The role of syllables and morphemes in silent reading: An eye-tracking study.
Elisabetta De SimoneKristina MollLisa FeldmannXenia SchmalzElisabeth BeyersmannPublished in: Quarterly journal of experimental psychology (2006) (2023)
German skilled readers have been found to engage in morphological and syllable-based processing in visual word recognition. However, the relative reliance on syllables and morphemes in reading multi-syllabic complex words is still unresolved. This study aimed to unveil which of these sublexical units are the preferred units of reading by employing eye-tracking technology. Participants silently read sentences while their eye-movements were recorded. Words were visually marked using colour alternation (Experiment 1) or hyphenation (Experiment 2)-at syllable boundary (e.g., Kir-schen ), at morpheme boundary (e.g., Kirsch-en ), or within the units themselves (e.g., Ki-rschen ).

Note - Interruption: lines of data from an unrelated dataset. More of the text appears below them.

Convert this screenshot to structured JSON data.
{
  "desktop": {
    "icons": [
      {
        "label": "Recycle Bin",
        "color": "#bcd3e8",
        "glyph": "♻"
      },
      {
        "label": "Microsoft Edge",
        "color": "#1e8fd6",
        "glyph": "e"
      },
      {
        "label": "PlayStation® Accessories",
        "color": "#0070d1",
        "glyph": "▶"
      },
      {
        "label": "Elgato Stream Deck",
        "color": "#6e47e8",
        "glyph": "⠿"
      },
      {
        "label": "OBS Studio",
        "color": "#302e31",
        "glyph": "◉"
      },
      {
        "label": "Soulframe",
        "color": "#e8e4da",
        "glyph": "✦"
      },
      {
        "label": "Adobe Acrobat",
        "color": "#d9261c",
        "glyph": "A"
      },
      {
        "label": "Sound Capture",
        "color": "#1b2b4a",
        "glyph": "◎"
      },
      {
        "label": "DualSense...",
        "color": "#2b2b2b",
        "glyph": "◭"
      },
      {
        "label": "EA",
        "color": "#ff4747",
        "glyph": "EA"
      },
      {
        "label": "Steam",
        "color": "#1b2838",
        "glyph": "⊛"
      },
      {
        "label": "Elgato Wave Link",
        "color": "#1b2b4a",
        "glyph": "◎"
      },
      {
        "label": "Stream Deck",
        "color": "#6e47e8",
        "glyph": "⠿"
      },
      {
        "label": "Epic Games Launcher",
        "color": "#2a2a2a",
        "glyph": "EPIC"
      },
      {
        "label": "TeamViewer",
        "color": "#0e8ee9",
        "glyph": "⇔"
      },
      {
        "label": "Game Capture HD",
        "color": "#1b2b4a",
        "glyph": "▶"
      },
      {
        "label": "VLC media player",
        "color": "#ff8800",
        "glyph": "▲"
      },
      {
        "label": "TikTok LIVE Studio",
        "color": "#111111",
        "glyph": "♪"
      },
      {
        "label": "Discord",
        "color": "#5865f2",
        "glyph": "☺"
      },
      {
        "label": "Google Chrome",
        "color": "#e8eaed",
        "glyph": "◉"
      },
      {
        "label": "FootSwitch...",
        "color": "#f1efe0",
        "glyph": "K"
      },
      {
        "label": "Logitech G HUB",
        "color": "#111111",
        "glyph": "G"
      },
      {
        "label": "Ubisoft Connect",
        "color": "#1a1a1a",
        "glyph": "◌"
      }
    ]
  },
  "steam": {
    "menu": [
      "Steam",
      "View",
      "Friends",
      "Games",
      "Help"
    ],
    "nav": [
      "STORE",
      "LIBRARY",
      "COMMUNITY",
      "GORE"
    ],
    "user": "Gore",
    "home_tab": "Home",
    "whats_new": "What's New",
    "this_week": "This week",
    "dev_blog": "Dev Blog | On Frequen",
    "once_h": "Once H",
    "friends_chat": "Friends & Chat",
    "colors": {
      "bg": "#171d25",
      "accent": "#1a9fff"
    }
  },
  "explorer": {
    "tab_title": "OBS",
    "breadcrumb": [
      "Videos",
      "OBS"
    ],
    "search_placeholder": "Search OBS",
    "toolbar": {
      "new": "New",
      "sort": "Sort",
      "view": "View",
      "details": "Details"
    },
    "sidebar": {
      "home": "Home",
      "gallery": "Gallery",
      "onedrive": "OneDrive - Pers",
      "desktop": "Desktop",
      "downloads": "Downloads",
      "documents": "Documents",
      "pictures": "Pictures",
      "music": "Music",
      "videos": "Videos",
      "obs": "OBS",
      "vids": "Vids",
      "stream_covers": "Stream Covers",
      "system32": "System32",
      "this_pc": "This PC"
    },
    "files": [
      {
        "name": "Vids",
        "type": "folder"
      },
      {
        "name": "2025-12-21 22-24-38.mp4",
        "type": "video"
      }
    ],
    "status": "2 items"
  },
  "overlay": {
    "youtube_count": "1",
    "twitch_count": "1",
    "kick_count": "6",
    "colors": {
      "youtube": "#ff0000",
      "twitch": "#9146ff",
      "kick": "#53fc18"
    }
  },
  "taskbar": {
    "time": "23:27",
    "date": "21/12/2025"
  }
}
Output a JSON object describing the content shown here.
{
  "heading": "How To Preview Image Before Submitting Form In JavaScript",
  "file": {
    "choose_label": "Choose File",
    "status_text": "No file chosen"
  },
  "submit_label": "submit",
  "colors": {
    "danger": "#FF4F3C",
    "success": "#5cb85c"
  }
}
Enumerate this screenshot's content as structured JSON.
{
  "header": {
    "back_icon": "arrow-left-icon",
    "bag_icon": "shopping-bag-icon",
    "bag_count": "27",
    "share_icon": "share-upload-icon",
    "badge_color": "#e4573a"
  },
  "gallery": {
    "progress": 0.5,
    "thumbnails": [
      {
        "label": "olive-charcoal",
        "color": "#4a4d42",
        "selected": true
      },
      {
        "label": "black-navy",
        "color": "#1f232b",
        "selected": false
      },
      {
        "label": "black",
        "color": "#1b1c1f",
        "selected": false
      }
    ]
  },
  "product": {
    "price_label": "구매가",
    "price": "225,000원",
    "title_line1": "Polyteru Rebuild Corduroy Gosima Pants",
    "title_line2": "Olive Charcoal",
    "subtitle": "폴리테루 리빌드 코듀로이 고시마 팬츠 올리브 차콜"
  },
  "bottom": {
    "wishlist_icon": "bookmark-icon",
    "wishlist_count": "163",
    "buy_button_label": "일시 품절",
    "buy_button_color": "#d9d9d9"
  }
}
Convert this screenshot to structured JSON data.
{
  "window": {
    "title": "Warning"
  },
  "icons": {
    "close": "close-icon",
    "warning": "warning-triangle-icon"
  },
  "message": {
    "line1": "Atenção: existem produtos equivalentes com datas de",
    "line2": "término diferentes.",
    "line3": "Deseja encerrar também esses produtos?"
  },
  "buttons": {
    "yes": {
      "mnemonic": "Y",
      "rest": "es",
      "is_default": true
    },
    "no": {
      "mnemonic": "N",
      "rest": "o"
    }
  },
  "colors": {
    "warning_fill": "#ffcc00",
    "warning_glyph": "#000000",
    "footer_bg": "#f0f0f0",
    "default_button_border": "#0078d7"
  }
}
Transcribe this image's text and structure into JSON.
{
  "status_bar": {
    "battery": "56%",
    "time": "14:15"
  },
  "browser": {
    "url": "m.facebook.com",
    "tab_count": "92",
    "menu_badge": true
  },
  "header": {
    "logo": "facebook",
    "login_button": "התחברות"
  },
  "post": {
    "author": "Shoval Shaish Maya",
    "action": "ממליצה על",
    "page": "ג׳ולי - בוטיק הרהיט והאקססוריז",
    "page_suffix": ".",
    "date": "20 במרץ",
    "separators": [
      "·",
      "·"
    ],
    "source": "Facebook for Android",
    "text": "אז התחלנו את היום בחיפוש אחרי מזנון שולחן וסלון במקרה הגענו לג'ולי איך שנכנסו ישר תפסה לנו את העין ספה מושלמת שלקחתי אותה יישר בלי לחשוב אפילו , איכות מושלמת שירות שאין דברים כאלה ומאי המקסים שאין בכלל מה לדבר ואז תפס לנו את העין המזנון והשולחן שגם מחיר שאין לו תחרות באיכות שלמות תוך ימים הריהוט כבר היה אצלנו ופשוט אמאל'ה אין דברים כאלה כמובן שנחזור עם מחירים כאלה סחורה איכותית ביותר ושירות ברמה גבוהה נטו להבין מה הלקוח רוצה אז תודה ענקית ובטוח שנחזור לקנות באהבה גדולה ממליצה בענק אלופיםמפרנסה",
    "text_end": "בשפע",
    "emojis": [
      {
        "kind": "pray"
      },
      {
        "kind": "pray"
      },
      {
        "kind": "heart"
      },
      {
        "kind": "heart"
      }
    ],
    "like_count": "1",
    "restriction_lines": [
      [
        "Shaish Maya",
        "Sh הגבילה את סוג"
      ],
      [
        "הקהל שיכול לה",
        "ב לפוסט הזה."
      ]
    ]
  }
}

A control condition without disruptions was used as a baseline (e.g., Kirschen ). The results of Experiment 1 showed that eye-movements were not modulated by colour alternations. The results of Experiment 2 indicated that hyphens disrupting syllables had a larger inhibitory effect on reading times than hyphens disrupting morphemes, suggesting that eye-movements in German skilled readers are more influenced by syllabic than morphological structure.